I had lunch yesterday afternoon in a casual restaurant in the heart of Washington, DC. It wasn’t a sports bar but there were three TVs tuned into the US/Czech World Cup match. The surprising thing was that my fellow patrons were rooting against the United States. It wasn’t the whole restaurant but it was the majority of those who seemed to care about the outcome. And it didn’t appear to be a Czech thing–this was no middle European crowd hoisting steins of lager. So if this is any example, people are taking a complex approach in deciding who to cheer for during this year’s World Cup.
The most popular sporting event in the world, and one that–in our globalized times–is increasingly impinging on the consciousness of Americans, the World Cup is passionately followed by tens of millions of people around the world, all rooting for their compatriots. But how do you choose who to cheer for when your own team isn’t playing (or if it didn’t qualify)? You could pick the country with the coolest flag (Brazil)? Maybe the best holiday destination or food (got to be Italy or France)? Perhaps the place where you’ve spent your best vacation? Or you could go the political route by refusing to support countries involved in the war in Iraq or with bad human rights records. How about rooting for the team that gives the most aid to poor countries? Perhaps cheering on the country that spends the most on healthcare? Or booing the nation with the largest per capita weapons budget? You get the idea.
These suggestions are drawn from the World Development Movement website, which is highlighting a nifty tool to help soccer fans choose who to shout for when their own team isn’t on the pitch. Using ten relevant criteria, the tool allows you to compare things like income inequality, carbon emissions and military and health spending. It’s a neat way to learn a little something while you go about deciding which country to root for in a given contest.
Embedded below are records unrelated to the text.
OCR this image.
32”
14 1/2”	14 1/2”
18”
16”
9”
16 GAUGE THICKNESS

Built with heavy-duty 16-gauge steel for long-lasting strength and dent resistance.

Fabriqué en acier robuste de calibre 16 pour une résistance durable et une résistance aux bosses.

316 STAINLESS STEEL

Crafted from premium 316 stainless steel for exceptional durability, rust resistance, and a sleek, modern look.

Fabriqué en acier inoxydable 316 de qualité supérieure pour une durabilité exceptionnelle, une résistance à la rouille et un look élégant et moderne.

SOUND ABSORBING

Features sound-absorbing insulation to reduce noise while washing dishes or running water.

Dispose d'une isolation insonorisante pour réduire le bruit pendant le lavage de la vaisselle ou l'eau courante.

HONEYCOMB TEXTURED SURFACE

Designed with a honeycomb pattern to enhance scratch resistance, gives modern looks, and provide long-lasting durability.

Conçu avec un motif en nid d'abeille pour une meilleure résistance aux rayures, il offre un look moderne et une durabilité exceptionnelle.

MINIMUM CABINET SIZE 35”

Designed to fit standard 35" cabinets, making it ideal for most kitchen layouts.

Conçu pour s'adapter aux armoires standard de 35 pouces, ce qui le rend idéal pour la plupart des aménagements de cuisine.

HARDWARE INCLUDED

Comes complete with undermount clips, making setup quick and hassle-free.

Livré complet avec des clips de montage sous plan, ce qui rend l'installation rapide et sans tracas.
And speaking of soccer, my colleague Carl Bromley, the intrepid editor of Nation Books, would kill me if I neglected to plug a great new book he’s just released by Financial Times correspondent Simon Kuper. After traveling to twenty-two countries to watch and play soccer, Kuper has produced an astonishing study on the frightening intersection between soccer and politics. His book’s title gives away his thesis–Soccer Against the Enemy: How the World’s Most Popular Sport Starts and Fuels Revolutions And Keeps Dictators in Power–but his powerful prose will keep even non-fans at the edge of their seats.